I was told once by a Jehovah Witness that came to my door that you don’t interpret the Bible, you read it. Well, that’s silly because unless you are reading it with an understanding of the original language it’s written in and know the context of the times, it’s all an interpretation. Those contexts are important. The language is important. Take a paragraph of text and run it through Google Translate into another language and then back to English and you will see how things become misinterpreted. Finally, the Bible was written by men. There were many “books” that didn’t make it into the Bible. Why? Because just as we see now, men had an agenda. They decided what to include in the Bible based on their own biases. I’ve read some of the manuscripts that didn’t make it into the official Bible, and they are fascinating.
What ruined religion for me? The people who practice it.
Categories: Opinion, Personal Stories
A thoughtful post!
Thank you. I was inspired and just let the words flow.
You are very welcome! 🙂
I read C S Lewis’ The Problem with Pain some years ago and that made me see things in ways I had not previously considered. It’s worth a look.
Lovely uplifting post – for me the holes in religion simply drew me to look deeper. Not a mortal thing but a call of soul within.
Keep inspiring through your work as you do, thank you 🙏
I have never been particularly religious, and I went to a fairly low key church myself. But aside from the music, it just never spoke to me. Plus, I got bullied at church as a kid.
That will definitely do it. As I said, what ruined religion? People.
Patty I grew up in the LCA which became ELCA… People are always the problem.
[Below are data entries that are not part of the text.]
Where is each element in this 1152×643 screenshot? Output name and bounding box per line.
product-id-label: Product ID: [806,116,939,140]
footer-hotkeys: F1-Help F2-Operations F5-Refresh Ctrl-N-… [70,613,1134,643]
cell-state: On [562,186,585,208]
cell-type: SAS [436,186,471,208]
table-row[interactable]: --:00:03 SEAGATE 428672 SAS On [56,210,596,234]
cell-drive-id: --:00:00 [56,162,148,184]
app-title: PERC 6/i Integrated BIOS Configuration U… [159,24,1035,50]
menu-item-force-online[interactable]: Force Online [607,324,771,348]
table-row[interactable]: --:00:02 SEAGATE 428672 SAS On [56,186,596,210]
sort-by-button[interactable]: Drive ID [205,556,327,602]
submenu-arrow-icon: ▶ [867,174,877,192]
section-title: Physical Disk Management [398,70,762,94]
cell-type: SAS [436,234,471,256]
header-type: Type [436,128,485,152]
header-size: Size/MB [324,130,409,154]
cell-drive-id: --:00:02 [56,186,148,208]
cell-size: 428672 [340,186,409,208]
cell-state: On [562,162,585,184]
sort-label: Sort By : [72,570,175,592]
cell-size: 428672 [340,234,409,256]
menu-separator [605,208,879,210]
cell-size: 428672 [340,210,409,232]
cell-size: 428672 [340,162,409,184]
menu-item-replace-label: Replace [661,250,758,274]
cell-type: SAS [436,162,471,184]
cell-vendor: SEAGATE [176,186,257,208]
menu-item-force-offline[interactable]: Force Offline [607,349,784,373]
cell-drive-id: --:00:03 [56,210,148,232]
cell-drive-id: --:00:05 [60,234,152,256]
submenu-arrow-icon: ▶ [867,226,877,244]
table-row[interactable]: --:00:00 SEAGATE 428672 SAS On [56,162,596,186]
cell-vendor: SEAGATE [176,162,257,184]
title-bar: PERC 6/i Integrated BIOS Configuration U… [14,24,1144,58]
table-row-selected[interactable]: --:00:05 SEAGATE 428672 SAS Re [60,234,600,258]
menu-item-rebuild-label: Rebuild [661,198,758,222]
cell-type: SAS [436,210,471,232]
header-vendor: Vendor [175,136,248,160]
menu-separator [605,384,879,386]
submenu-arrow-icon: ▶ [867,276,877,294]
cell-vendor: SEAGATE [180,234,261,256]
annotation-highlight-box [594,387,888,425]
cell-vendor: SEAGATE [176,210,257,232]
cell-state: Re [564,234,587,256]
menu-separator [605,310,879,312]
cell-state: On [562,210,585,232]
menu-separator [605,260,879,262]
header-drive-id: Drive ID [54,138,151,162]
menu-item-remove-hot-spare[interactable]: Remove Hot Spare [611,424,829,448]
I married and converted to Catholicism – which is rife with flawed leaders and congregants. The thing is that it is no worse/better than any other religion. I think God loves everyone. If we try to follow the greatest commandment then I do believe there is a place for us in heaven… A wonderful post!!
Same here. I think people miss the point of Christ and get bogged down in details, or think if they point out others’ “sins” that excuses their own. Love everyone, and let God sort it out in the end.
Thank you for this lovely, thoughtful, heartfelt essay. It brought back a lot of memories for me—which I won’t go into here. I no longer believe. As with your experience, it wasn’t a single incident—as painful as losing your daughter was. It was an accumulation of things. In short, it was people.